I’m terrified the other kids will hurt her. I’m terrified they’ll make her cry and she’ll sit there screaming and grow up to be a recluse like me. But more than that, I’m terrified she’ll do something to the other child, and she’s too young to understand the consequences of her actions, but everyone will look at me, and judge me, and realise what a bad dad I am, raising a little tearaway. And I’m worried they’re right, and a dad with AS won’t be able to provide for his child’s social education.

And the thing is, it’s not an idle fear – Izzie’s bloody strong for a toddler.
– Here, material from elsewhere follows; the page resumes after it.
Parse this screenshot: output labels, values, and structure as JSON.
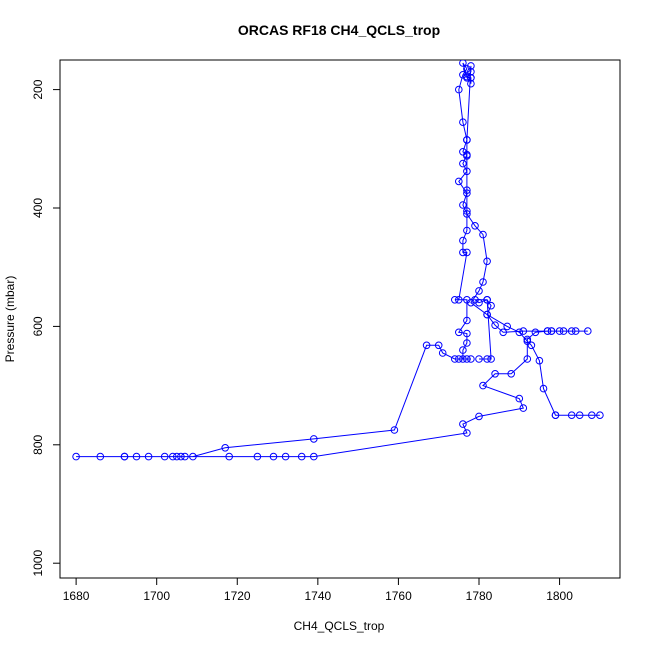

While I was bathing her this evening she rammed her finger so far up my nose it took five pieces of toilet paper to staunch the flow of blood. What if she hits another child? Pulls their hair? Scratches them? Oh God, what would I do then?

The thing with autism is that you like to control your life. You minimise your exposure to stressful, unpredictable social situations in order to protect yourself. Izzie playing by herself in the lounge I can cope with fine as I understand it and can control the variables – the moment you introduce a second child, all control and predictability goes out the window.

But unfortunately, for Izzie’s sake, I have to expose myself to increasingly stressful, unpredictable social situations so she can learn to function as a socially active neurotypical child. I can’t allow my own hang-ups to hold her back.

I just need to learn how to relax when my little girl is learning how to play with others – or at the very least make sure my fingernails are cut so short I can’t do myself any serious damage!